Quelques instants plus tard, sans aucun bruit avant-coureur, une tâche grise obscurcit mon champ de vision : un long nez s’est aventuré dans la bouteille.

– « Je le vois ! », cris-je en chuchotant à Fabricio.

– « Bien. Tu peux rejoindre Keneke pour t’occuper des communautés, maintenant ».

Le reste de la journée sera consacrée avec Keneke, un ranger natif du coin, à transborder des locaux qui n’ont pas de vedette pour se déplacer. Ils se meuvent avec des canoës et un long bâton qu’ils enfoncent dans le sol vaseux pour pousser. Des cochons d’élevage, des fûts de gaz, des enfants seront pris en charge par la vedette de Keneke. Nous allons d’un point à un autre du marais, traversant de larges étendues d’eau pour faciliter la vie des habitants.

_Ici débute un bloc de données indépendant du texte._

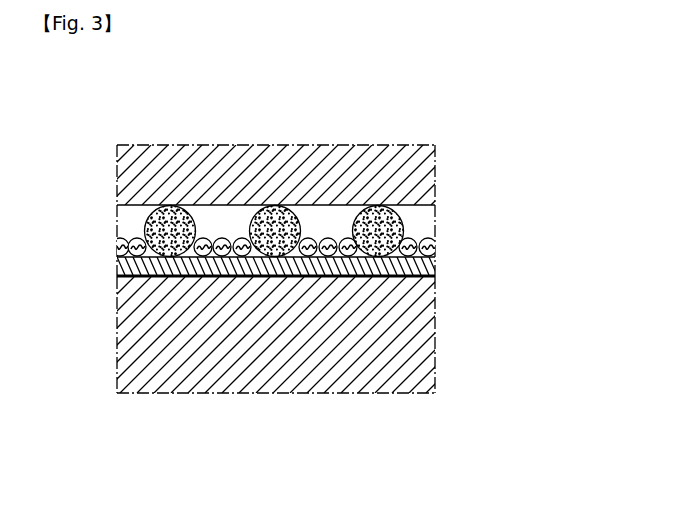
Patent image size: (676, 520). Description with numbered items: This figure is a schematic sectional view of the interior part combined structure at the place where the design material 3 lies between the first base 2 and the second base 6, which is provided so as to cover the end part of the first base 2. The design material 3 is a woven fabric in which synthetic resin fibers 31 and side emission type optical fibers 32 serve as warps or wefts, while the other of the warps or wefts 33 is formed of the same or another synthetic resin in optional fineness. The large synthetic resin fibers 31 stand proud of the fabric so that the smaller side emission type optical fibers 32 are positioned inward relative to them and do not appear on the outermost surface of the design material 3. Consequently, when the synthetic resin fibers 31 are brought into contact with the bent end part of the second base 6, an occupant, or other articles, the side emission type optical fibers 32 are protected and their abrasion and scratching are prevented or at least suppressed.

The first base 2 is at (435, 325).
The design material 3 is at (440, 203).
The second base 6 is at (435, 172).
The synthetic resin fibers 31 is at (167, 206).
The side emission type optical fibers 32 is at (203, 238).
The other of the warps or wefts 33 is at (119, 268).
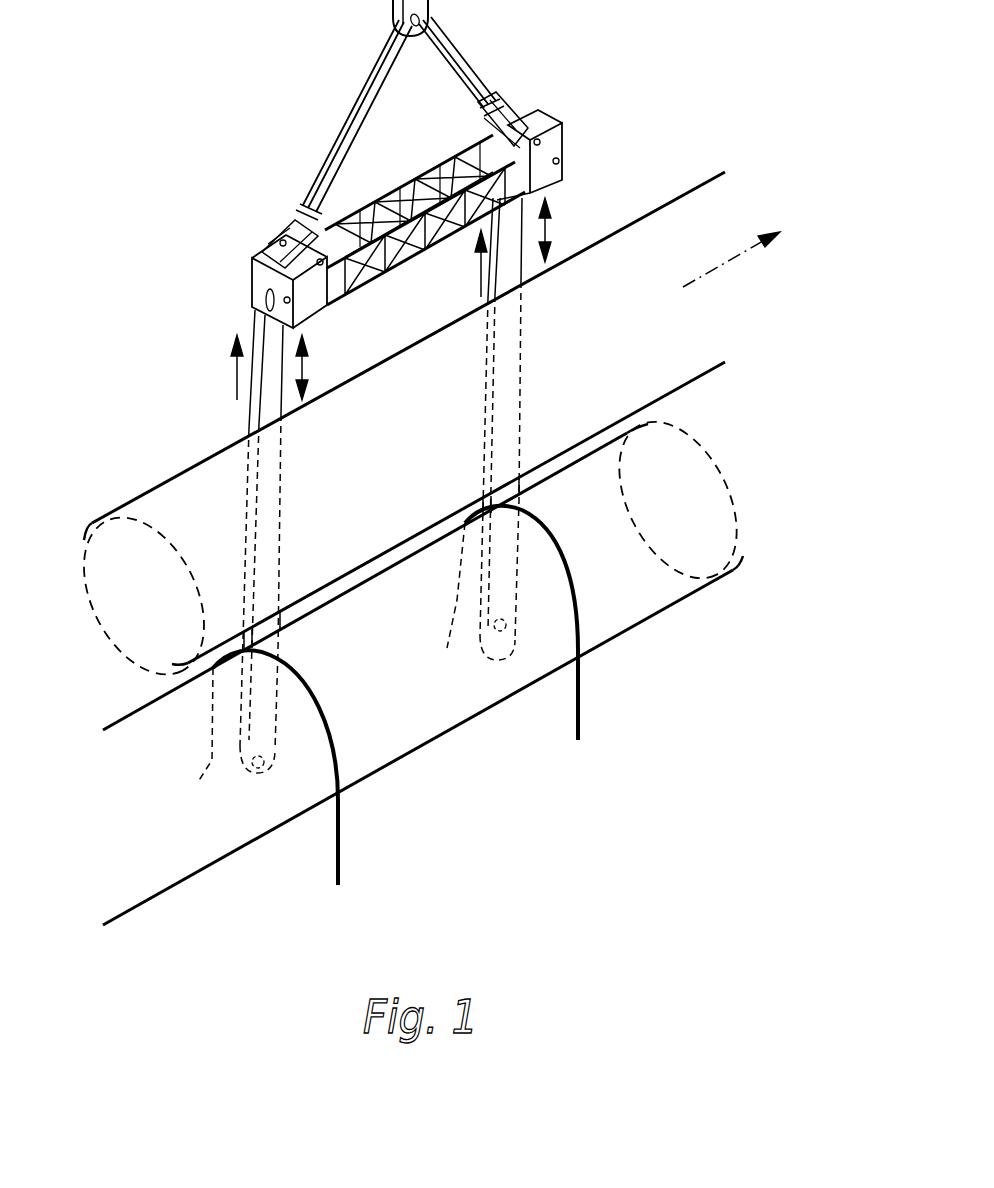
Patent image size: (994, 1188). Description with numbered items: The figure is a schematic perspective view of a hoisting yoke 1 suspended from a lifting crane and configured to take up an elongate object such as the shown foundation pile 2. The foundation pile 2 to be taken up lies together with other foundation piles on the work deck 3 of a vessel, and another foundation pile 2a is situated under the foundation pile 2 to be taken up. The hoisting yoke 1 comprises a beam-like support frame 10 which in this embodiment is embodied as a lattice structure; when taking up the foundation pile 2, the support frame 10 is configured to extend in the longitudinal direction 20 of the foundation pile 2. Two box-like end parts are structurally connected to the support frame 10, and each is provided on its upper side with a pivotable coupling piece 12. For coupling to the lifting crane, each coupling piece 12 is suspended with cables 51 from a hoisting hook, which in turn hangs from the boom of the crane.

The hoisting yoke 1 is at (395, 442).
The foundation pile 2 is at (175, 506).
The another foundation pile 2a is at (178, 840).
The work deck 3 is at (699, 743).
The support frame 10 is at (396, 262).
The pivotable coupling piece 12 is at (520, 123).
The longitudinal direction 20 is at (728, 263).
The cables 51 is at (358, 108).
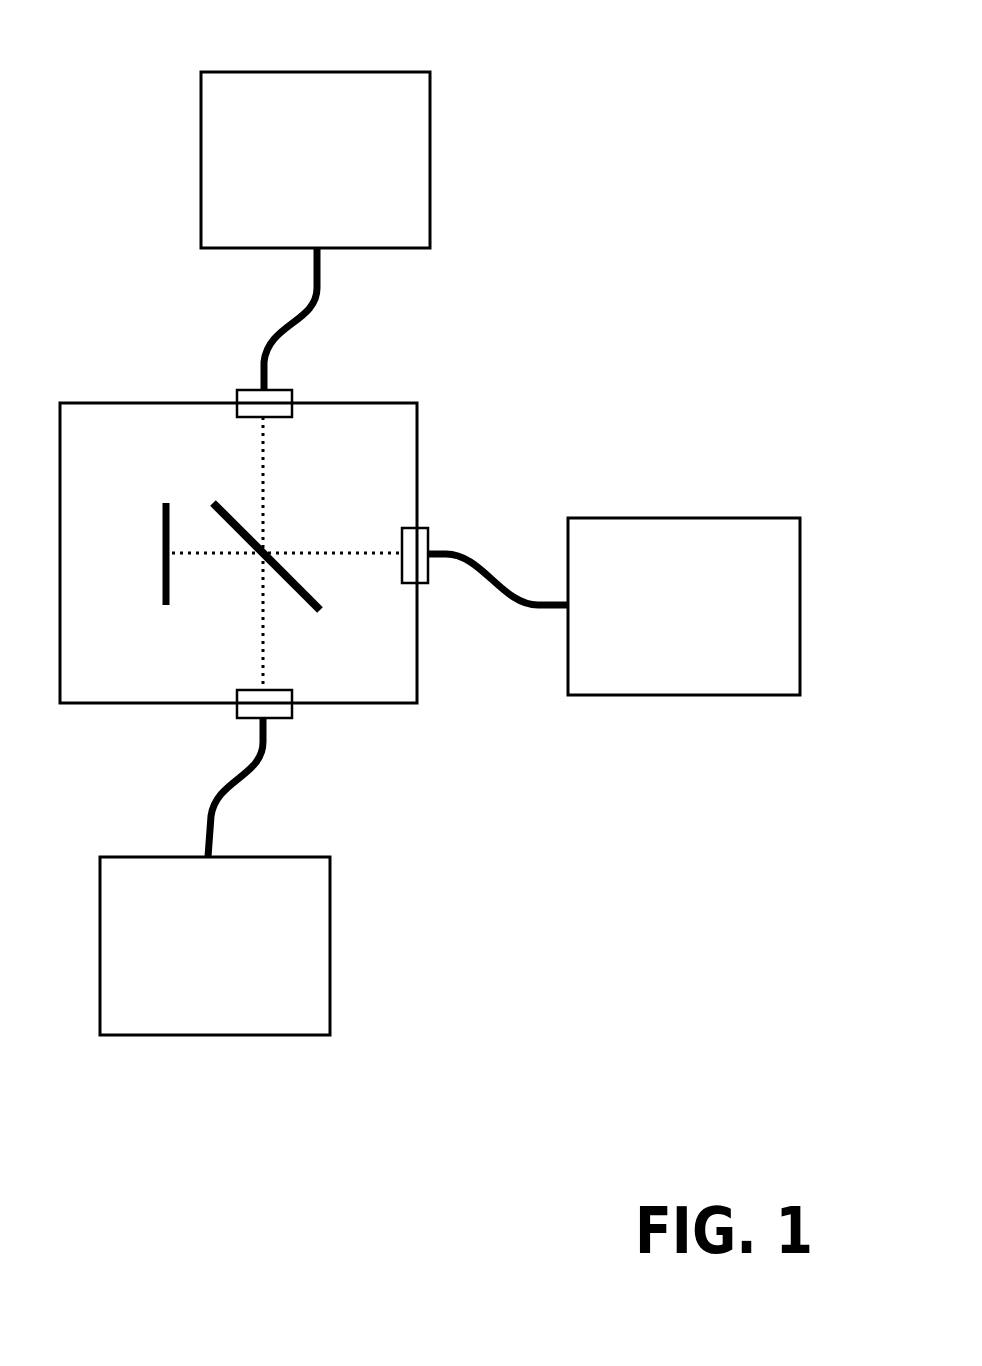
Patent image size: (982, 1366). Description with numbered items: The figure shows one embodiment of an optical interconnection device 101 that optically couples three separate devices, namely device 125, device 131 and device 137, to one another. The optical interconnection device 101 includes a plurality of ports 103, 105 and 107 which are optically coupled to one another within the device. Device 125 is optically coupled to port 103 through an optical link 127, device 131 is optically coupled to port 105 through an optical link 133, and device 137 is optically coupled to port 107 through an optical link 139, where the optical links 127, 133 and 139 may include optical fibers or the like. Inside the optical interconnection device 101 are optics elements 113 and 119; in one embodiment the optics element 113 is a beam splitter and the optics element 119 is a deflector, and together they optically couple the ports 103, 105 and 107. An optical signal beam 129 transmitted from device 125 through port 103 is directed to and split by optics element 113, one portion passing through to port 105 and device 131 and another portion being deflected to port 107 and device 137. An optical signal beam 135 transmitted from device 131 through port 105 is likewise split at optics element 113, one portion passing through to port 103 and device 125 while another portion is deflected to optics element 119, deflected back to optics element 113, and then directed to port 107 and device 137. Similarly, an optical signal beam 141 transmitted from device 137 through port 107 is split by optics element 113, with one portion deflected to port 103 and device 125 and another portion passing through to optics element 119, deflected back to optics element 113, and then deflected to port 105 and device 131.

The optical interconnection device 101 is at (413, 398).
The port 103 is at (240, 388).
The port 105 is at (240, 720).
The port 107 is at (428, 527).
The optics element 113 is at (320, 610).
The optics element 119 is at (166, 604).
The device 125 is at (417, 70).
The optical link 127 is at (320, 293).
The optical signal beam 129 is at (263, 442).
The device 131 is at (327, 1038).
The optical link 133 is at (233, 803).
The optical signal beam 135 is at (263, 643).
The device 137 is at (787, 518).
The optical link 139 is at (518, 603).
The optical signal beam 141 is at (315, 552).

La plupart des habitants des marécages parlent le guarani. Certains d’entre eux ne parlent d’ailleurs que cette langue, transmise par les peuples premiers de la région, les Guaranis, pourtant aujourd’hui disparus dans cette partie de l’Argentine. Il est fascinant de voir combien la culture autochtone est restée imprégnée dans la vie de tous les jours des Argentins de la région. En réalité, il faudrait dire de tous les Argentins, car les 45 millions d’haibitants débutent immanquablement leur journée avec un maté, une boisson chaude ressemblant à du thé. Cette coutume a été transmise par les Guaranis.

Une histoire pleine de défis

La fondation Rewilding a fait le pari d’une approche symbiotique animale et humaine dans toutes ses activités. Ainsi, elle s’assure qu’aucune espèce exotique, aussi bien animale que végétale, ne pénètre dans le parc et ne bouleverse l’équilibre des écosystèmes. Elle soutient les populations locales et est également un moteur dans le développement du tourisme. Elle offre, par exemple, des places de camping pour les visiteurs et forme des guides au sein des communautés habitant près du parc.

Respectée aussi bien par les experts que par la population locale, la fondation Rewilding semble ne faire que des heureux. Surtout parmi les animaux, qui retrouvent des espaces dont ils avaient été chassés jusque-là.